Ultimately, we learned that none of our bickering was about the actual things we were fighting about, but rather it was about not feeling heard or appreciated. From that day on, we decided to have what we call “Bae Sesh”, a weekly ‘session’ where we set aside an hour to speak our mind in a judgment-free space. This allows us to feel heard and respected.
Obviously, our hour-long “Bae Sesh” may not work for everyone, but it definitely works for us. We’ve been able to avoid larger conflicts, actively listen to each other, and bond and feel closer to each other because of our Bae Sessions.
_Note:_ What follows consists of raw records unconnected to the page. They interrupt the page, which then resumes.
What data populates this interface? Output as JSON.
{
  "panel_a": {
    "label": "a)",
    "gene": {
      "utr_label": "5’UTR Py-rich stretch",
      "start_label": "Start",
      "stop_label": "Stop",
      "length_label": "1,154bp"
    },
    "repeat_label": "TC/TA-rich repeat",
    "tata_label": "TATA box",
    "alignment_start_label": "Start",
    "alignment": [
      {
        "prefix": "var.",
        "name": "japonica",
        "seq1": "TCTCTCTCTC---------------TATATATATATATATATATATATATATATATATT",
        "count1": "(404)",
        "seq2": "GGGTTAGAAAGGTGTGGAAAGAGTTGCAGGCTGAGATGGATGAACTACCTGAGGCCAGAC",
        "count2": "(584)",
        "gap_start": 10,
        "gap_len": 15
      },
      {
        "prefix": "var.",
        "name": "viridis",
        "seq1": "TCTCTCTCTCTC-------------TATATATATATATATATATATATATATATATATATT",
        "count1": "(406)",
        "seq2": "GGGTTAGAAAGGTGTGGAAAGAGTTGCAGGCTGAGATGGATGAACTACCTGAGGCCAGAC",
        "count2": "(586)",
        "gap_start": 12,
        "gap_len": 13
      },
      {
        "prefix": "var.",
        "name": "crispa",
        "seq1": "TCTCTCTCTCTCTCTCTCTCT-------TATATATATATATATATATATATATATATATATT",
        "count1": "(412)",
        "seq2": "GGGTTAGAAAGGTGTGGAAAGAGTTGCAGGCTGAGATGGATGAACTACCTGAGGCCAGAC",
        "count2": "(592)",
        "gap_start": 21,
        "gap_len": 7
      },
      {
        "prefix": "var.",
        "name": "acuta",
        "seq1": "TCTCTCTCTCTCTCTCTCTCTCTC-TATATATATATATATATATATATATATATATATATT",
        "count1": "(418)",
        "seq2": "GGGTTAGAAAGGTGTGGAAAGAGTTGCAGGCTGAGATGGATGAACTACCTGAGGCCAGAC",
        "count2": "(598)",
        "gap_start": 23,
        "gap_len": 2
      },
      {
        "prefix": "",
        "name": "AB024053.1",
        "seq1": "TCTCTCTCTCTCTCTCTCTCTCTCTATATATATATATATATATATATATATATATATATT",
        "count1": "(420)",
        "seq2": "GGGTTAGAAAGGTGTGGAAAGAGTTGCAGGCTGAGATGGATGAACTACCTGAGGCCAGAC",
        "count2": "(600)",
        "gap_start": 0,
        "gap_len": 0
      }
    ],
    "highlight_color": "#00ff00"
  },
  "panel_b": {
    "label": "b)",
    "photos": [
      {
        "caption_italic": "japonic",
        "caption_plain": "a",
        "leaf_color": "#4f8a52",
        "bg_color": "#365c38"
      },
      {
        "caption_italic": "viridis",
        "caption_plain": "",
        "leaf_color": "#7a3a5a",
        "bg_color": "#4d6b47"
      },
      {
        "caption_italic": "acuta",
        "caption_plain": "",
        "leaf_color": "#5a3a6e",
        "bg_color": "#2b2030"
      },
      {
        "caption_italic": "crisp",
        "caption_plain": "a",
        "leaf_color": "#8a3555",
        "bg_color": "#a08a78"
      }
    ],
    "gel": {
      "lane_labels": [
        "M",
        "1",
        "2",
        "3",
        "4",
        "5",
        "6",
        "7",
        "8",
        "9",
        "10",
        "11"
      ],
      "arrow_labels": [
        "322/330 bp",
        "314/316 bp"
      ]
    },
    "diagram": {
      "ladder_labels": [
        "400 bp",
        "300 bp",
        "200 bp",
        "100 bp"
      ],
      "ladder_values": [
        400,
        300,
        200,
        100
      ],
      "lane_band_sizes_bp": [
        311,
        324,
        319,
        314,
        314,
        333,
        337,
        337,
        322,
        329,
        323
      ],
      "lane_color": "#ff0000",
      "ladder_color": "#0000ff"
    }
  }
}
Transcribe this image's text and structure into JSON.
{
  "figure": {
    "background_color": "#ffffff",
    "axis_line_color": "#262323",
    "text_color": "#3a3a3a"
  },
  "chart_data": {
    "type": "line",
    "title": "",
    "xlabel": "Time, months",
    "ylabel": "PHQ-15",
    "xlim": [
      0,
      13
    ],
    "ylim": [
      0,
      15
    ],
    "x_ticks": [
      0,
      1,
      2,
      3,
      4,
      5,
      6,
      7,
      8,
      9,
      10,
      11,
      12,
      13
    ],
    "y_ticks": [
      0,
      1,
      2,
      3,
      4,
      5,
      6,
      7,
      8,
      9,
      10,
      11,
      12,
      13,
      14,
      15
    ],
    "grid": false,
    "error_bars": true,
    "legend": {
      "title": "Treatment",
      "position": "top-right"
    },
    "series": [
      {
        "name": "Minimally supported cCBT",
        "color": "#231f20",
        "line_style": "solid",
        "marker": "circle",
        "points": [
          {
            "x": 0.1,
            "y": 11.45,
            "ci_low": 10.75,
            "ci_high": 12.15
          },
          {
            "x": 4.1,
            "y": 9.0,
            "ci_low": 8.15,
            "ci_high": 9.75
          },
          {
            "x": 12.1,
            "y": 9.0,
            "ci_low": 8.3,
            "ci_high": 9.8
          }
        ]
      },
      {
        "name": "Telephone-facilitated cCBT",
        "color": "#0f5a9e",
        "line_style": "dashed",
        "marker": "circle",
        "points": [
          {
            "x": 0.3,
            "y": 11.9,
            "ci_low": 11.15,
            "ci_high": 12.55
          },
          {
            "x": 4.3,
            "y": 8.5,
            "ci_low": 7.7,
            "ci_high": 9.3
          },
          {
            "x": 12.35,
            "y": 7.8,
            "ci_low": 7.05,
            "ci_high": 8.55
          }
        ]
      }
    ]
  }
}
We may talk every day, but with both of us being so busy with work and life it’s nice to set aside time for something a little deeper.
Tell Them What You Need From Them
Sometimes I just want to vent and feel validated by having my partner support me by saying, “Yeah that really sucks I’m sorry!” Other times, I want advice. Like I said before, none of us are mind readers, so it’s important to try to keep your partner informed so that you’re on the same page. Saying something beforehand like, “I need to vent right now and I’m not looking for any advice, just your support,” or, “I really need your advice on this situation,” will let them know exactly what you need in that moment.
Being direct about what you need can alleviate some of the miscommunication or stress in a given situation, too. By letting them know ahead of time, we can maybe prevent those unnecessary disagreements brought on by a miscommunication.